Freddie Gray Told Officer: "Help Me. Help Me Up."

One of six Baltimore police officers charged in the death of Freddie Gray offered his version of events in a video interview shown in his trial Friday.

Baltimore police Officer William Porter approached the rear of the police van and peered through the open doors. Inside was Freddie Gray, a guy known to Porter and other police officers as a local drug dealer and someone who regularly put up a fight during arrests.

That certainly was the case on the morning of April 12, when Gray was taken into custody in the streets of West Baltimore. But after initially screaming in pain and saying that he needed medical attention, Gray grew more quiet inside the van.

To the point of being unresponsive, Porter said.

Gray had been placed on his knees, slumped against a bench, with his wrists handcuffed behind his back. Porter called out to him. “Freddie, what’s up?” There was silence — Gray wasn’t breathing and had lost consciousness.

“Oh shit, we need to call for a medic,” Porter recalled telling another officer, according to video of his statement made to detectives.

Friday offered the first public glimpse into Porter’s version of events from that day, told in the form of a recorded video of his nearly hour-long interview with detectives. Prosecutors played the video for jurors as part of their morning-long inquiry of Det. Syreeta Teel, the department’s lead investigator on the case.

Porter, 26, is one of six officers charged in Gray’s arrest and death on April 19. He has pleaded not guilty. Gray’s death, from a spinal injury suffered while in police custody, sparked unrest in Baltimore in May.

The video of Porter’s interview was the highlight of the morning session, the first time the jury and public have seen — or heard — the three-year police veteran talk at length about what happened when he arrived on the scene of Gray’s arrest on April 12.

Porter sat down with Teel and another detective on April 17, two days before Gray would die from fatal spine injuries suffered while in police custody.

In the video, Porter sat down at a small table in a small gray room at police headquarters. Teel sat in front him and the detective took the seat to Porter’s right.

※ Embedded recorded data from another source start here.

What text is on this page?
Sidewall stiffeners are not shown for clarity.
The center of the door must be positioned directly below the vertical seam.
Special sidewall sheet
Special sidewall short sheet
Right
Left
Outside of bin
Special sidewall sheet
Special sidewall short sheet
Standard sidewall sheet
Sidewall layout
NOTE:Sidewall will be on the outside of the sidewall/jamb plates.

Porter signed a number of documents apprising him of his rights before offering his statement and then calmly, if not cooly, launched into his testimony.

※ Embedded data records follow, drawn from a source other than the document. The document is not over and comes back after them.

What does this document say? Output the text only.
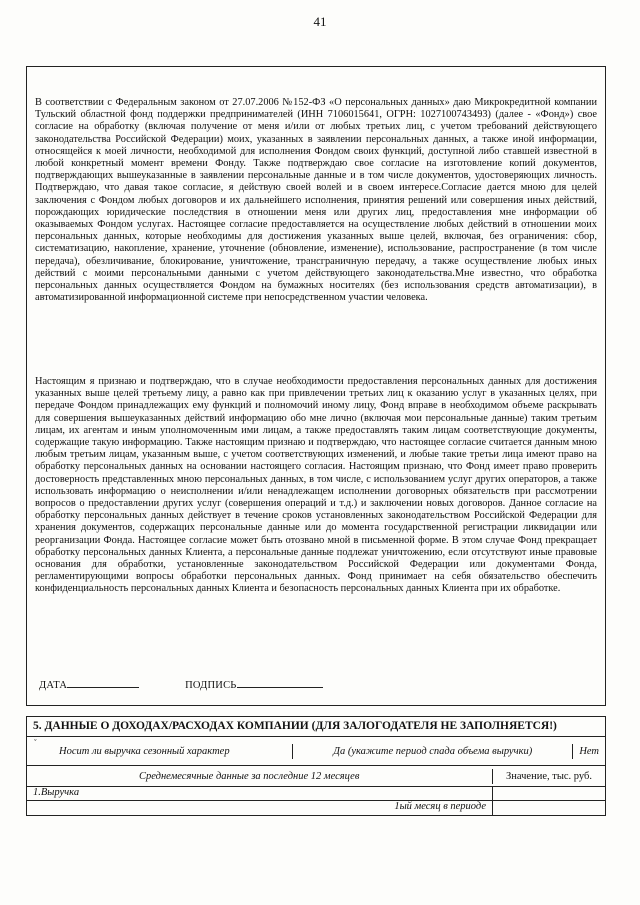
41

В соответствии с Федеральным законом от 27.07.2006 №152-ФЗ «О персональных данных» даю Микрокредитной компании Тульский областной фонд поддержки предпринимателей (ИНН 7106015641, ОГРН: 1027100743493) (далее - «Фонд») свое согласие на обработку (включая получение от меня и/или от любых третьих лиц, с учетом требований действующего законодательства Российской Федерации) моих, указанных в заявлении персональных данных, а также иной информации, относящейся к моей личности, необходимой для исполнения Фондом своих функций, доступной либо ставшей известной в любой конкретный момент времени Фонду. Также подтверждаю свое согласие на изготовление копий документов, подтверждающих вышеуказанные в заявлении персональные данные и в том числе документов, удостоверяющих личность. Подтверждаю, что давая такое согласие, я действую своей волей и в своем интересе.Согласие дается мною для целей заключения с Фондом любых договоров и их дальнейшего исполнения, принятия решений или совершения иных действий, порождающих юридические последствия в отношении меня или других лиц, предоставления мне информации об оказываемых Фондом услугах. Настоящее согласие предоставляется на осуществление любых действий в отношении моих персональных данных, которые необходимы для достижения указанных выше целей, включая, без ограничения: сбор, систематизацию, накопление, хранение, уточнение (обновление, изменение), использование, распространение (в том числе передача), обезличивание, блокирование, уничтожение, трансграничную передачу, а также осуществление любых иных действий с моими персональными данными с учетом действующего законодательства.Мне известно, что обработка персональных данных осуществляется Фондом на бумажных носителях (без использования средств автоматизации), в автоматизированной информационной системе при непосредственном участии человека.

Настоящим я признаю и подтверждаю, что в случае необходимости предоставления персональных данных для достижения указанных выше целей третьему лицу, а равно как при привлечении третьих лиц к оказанию услуг в указанных целях, при передаче Фондом принадлежащих ему функций и полномочий иному лицу, Фонд вправе в необходимом объеме раскрывать для совершения вышеуказанных действий информацию обо мне лично (включая мои персональные данные) таким третьим лицам, их агентам и иным уполномоченным ими лицам, а также предоставлять таким лицам соответствующие документы, содержащие такую информацию. Также настоящим признаю и подтверждаю, что настоящее согласие считается данным мною любым третьим лицам, указанным выше, с учетом соответствующих изменений, и любые такие третьи лица имеют право на обработку персональных данных на основании настоящего согласия. Настоящим признаю, что Фонд имеет право проверить достоверность представленных мною персональных данных, в том числе, с использованием услуг других операторов, а также использовать информацию о неисполнении и/или ненадлежащем исполнении договорных обязательств при рассмотрении вопросов о предоставлении других услуг (совершения операций и т.д.) и заключении новых договоров. Данное согласие на обработку персональных данных действует в течение сроков установленных законодательством Российской Федерации для хранения документов, содержащих персональные данные или до момента государственной регистрации ликвидации или реорганизации Фонда. Настоящее согласие может быть отозвано мной в письменной форме. В этом случае Фонд прекращает обработку персональных данных Клиента, а персональные данные подлежат уничтожению, если отсутствуют иные правовые основания для обработки, установленные законодательством Российской Федерации или документами Фонда, регламентирующими вопросы обработки персональных данных. Фонд принимает на себя обязательство обеспечить конфиденциальность персональных данных Клиента и безопасность персональных данных Клиента при их обработке.

ДАТА	ПОДПИСЬ
5. ДАННЫЕ О ДОХОДАХ/РАСХОДАХ КОМПАНИИ (ДЛЯ ЗАЛОГОДАТЕЛЯ НЕ ЗАПОЛНЯЕТСЯ!)
Носит ли выручка сезонный характер	Да (укажите период спада объема выручки)	Нет
Среднемесячные данные за последние 12 месяцев	Значение, тыс. руб.
1.Выручка
1ый месяц в периоде
ˇ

Porter said he arrived at the scene of Gray’s arrest at about 8:40 a.m. He said he heard Gray yelling inside of the van before he saw him. Since Gray was already in custody, Porter said, he focused on maintaining the crowd that had gathered at the scene. He said he heard someone make an allegation of “police brutality.”

Porter later met the police van at another stop, where he noticed the officers had taken Gray out of the vehicle. “It’s always a big scene when you try to arrest Freddie Gray,” Porter told the detectives, recalling he’d once heard a story about Gray trying to kick out the windows of a police cruiser during one arrest.

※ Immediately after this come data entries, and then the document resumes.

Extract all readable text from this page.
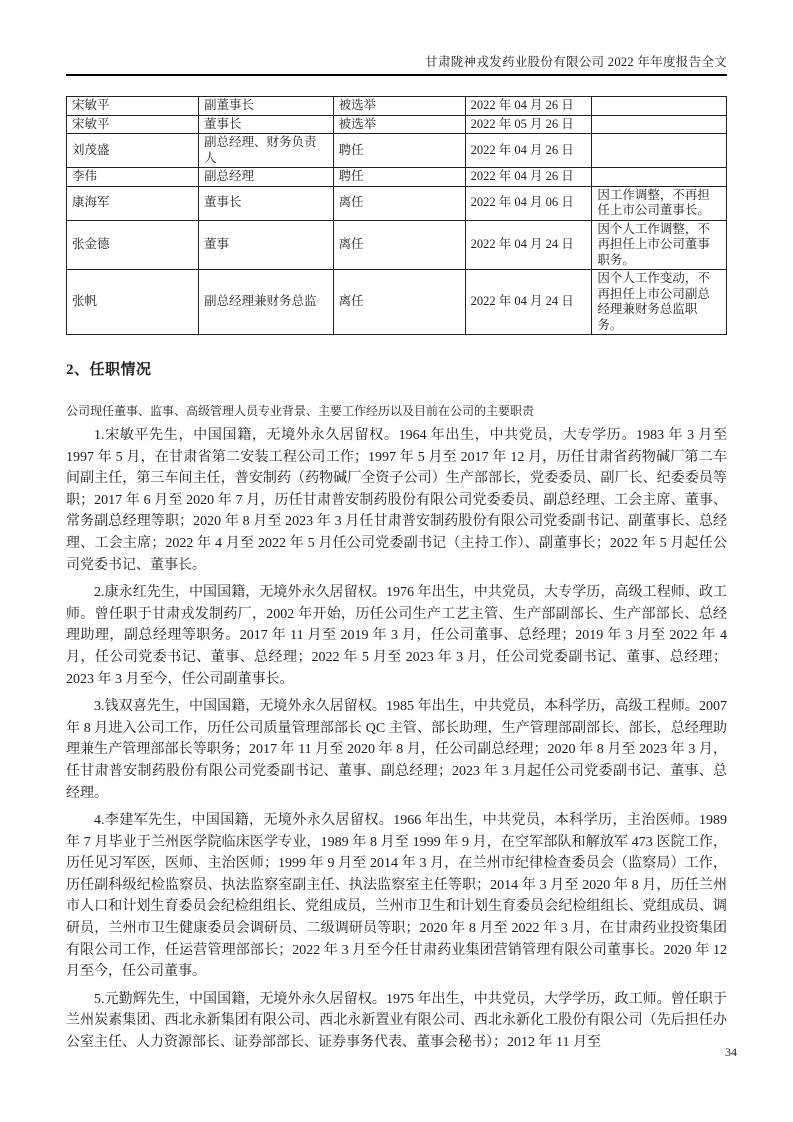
甘肃陇神戎发药业股份有限公司 2022 年年度报告全文
宋敏平	副董事长	被选举	2022 年 04 月 26 日	
宋敏平	董事长	被选举	2022 年 05 月 26 日	
刘茂盛	副总经理、财务负责人	聘任	2022 年 04 月 26 日	
李伟	副总经理	聘任	2022 年 04 月 26 日	
康海军	董事长	离任	2022 年 04 月 06 日	因工作调整，不再担任上市公司董事长。
张金德	董事	离任	2022 年 04 月 24 日	因个人工作调整，不再担任上市公司董事职务。
张帆	副总经理兼财务总监	离任	2022 年 04 月 24 日	因个人工作变动，不再担任上市公司副总经理兼财务总监职务。
2、任职情况

公司现任董事、监事、高级管理人员专业背景、主要工作经历以及目前在公司的主要职责

1.宋敏平先生，中国国籍，无境外永久居留权。1964 年出生，中共党员，大专学历。1983 年 3 月至 1997 年 5 月，在甘肃省第二安装工程公司工作；1997 年 5 月至 2017 年 12 月，历任甘肃省药物碱厂第二车间副主任，第三车间主任，普安制药（药物碱厂全资子公司）生产部部长，党委委员、副厂长、纪委委员等职；2017 年 6 月至 2020 年 7 月，历任甘肃普安制药股份有限公司党委委员、副总经理、工会主席、董事、常务副总经理等职；2020 年 8 月至 2023 年 3 月任甘肃普安制药股份有限公司党委副书记、副董事长、总经理、工会主席；2022 年 4 月至 2022 年 5 月任公司党委副书记（主持工作）、副董事长；2022 年 5 月起任公司党委书记、董事长。

2.康永红先生，中国国籍，无境外永久居留权。1976 年出生，中共党员，大专学历，高级工程师、政工师。曾任职于甘肃戎发制药厂，2002 年开始，历任公司生产工艺主管、生产部副部长、生产部部长、总经理助理，副总经理等职务。2017 年 11 月至 2019 年 3 月，任公司董事、总经理；2019 年 3 月至 2022 年 4 月，任公司党委书记、董事、总经理；2022 年 5 月至 2023 年 3 月，任公司党委副书记、董事、总经理；2023 年 3 月至今，任公司副董事长。

3.钱双喜先生，中国国籍，无境外永久居留权。1985 年出生，中共党员，本科学历，高级工程师。2007 年 8 月进入公司工作，历任公司质量管理部部长 QC 主管、部长助理，生产管理部副部长、部长，总经理助理兼生产管理部部长等职务；2017 年 11 月至 2020 年 8 月，任公司副总经理；2020 年 8 月至 2023 年 3 月，任甘肃普安制药股份有限公司党委副书记、董事、副总经理；2023 年 3 月起任公司党委副书记、董事、总经理。

4.李建军先生，中国国籍，无境外永久居留权。1966 年出生，中共党员，本科学历，主治医师。1989 年 7 月毕业于兰州医学院临床医学专业，1989 年 8 月至 1999 年 9 月，在空军部队和解放军 473 医院工作，历任见习军医，医师、主治医师；1999 年 9 月至 2014 年 3 月，在兰州市纪律检查委员会（监察局）工作，历任副科级纪检监察员、执法监察室副主任、执法监察室主任等职；2014 年 3 月至 2020 年 8 月，历任兰州市人口和计划生育委员会纪检组组长、党组成员，兰州市卫生和计划生育委员会纪检组组长、党组成员、调研员，兰州市卫生健康委员会调研员、二级调研员等职；2020 年 8 月至 2022 年 3 月，在甘肃药业投资集团有限公司工作，任运营管理部部长；2022 年 3 月至今任甘肃药业集团营销管理有限公司董事长。2020 年 12 月至今，任公司董事。

5.元勤辉先生，中国国籍，无境外永久居留权。1975 年出生，中共党员，大学学历，政工师。曾任职于兰州炭素集团、西北永新集团有限公司、西北永新置业有限公司、西北永新化工股份有限公司（先后担任办公室主任、人力资源部长、证券部部长、证券事务代表、董事会秘书）；2012 年 11 月至

34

Asked repeatedly by the detectives which officers put Gray back into the van, Porter couldn’t remember. “I’m sorry,” he said, trying to remember. “Skinny white guys.”

Porter said the officers lifted Gray under his arms and slid him back into the van.

At the van’s next stop, not too far from that one, Porter approached the van and saw Gray laying on his side with his hands cuffed behind him. “What’s up, what’s going on?” Porter recalled asking Gray.

“Help me,” Porter said Gray told him. “Help me up.”

Porter said he then lifted Gray up off the floor, leaning him against a bench in the back of the van — often referred to as a “wagon” during testimony. “I asked him what was wrong and he couldn’t say what was wrong,” Porter said.

Porter said he figured that Gray had expended a lot of energy trying to run from officers and then banging around in the van, and was finally started to calm down. Porter told another officer that it looked like Gray would have to go to a hospital. “He looks like he’s in bad shape,” Porter said he told another officer.

The van made another stop to pick up another arrestee, Donta Allen, and then headed to the district station. It was there, testimony showed, that another officer, Zachary Novak, called for a medic while Porter tended to the limp and nearly lifeless Gray.

“Wasn’t Officer Porter holding Mr. Gray in a lifesaver position?” defense attorney Gary Proctor asked Teel during the cross-examination.

“Yes,” Teel responded.

“Keeping his airway clear?” Porter asked.

“Yes,” Teel said.

Later in the day, Assistant Medical Examiner Carol Allan testified Gray arrived at the hospital on April 12 with a significant spinal cord injury. Over a series of objections from the defense, Allan said the cause of Gray’s death was the neck injury and that the “manner of death” was homicide. Allan will face cross-examination from the defense, which unsuccessfully raised an objection to her being classified as an “expert witness,” when the trial restarts on Monday.

Gray’s spinal cord was “functionally cut through'. … This is not a normal spinal cord,” said Allan, who performed the autopsy on Gray.

Over the next several hours, Allan deliberately went through what happens to someone who suffered a neck injury similar to Gray’s. She said the sort of fracture Gray was later found to have “would have the effect of decreasing the capability of Mr. Gray to breathe." And even if Gray was initially able to speak and breathe, that the damage to his diaphragm would only worsen his condition and make it harder for him to breathe.

“You would suffocate,” she explained.